Aproximadamente um terço dos americanos que vivem em áreas urbanas (35%) e suburbanas (36%) afirmam ter feito pedidos em um restaurante local online ou por meio de um aplicativo por causa do surto, em comparação com 21% dos que vivem em áreas rurais. Além disso, os graduados universitários têm mais probabilidade do que aqueles com alguma experiência universitária ou que têm o ensino médio ou menos de dizer que pediram comida online ou por meio de um aplicativo de um restaurante local.

Quando se trata de outras necessidades alimentares, 21% dos americanos afirmam ter feito pedidos de mantimentos on-line ou por meio de um aplicativo por causa do surto de coronavírus.
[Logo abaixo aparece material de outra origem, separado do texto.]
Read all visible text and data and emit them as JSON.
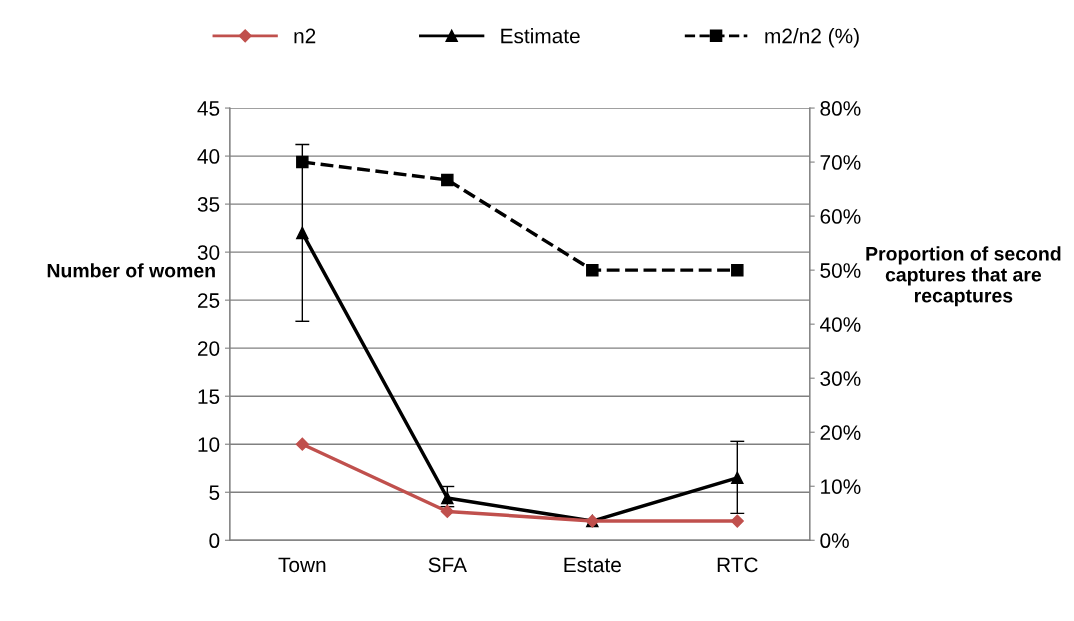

Em comparação com pedidos em restaurantes locais, as diferenças demográficas nessa questão são muito mais modestas.

Os graduados (28%) são mais propensos do que aqueles com alguma faculdade (21%) ou ensino médio ou menos (16%) a relatar que fizeram pedidos de mantimentos online. Da mesma forma, cerca de um quarto (26%) dos americanos com idades entre 30 e 49 anos afirmam que encomendaram mantimentos online ou por meio de um aplicativo de uma loja local como resultado do surto de coronavírus, enquanto apenas 18% dos 50 anos ou mais dizem o mesmo . (Adultos de 18 a 29 anos não diferem significativamente dos grupos mais velhos).

Nota: Aqui estão as perguntas usadas para este relatório, junto com as respostas e sua metodologia.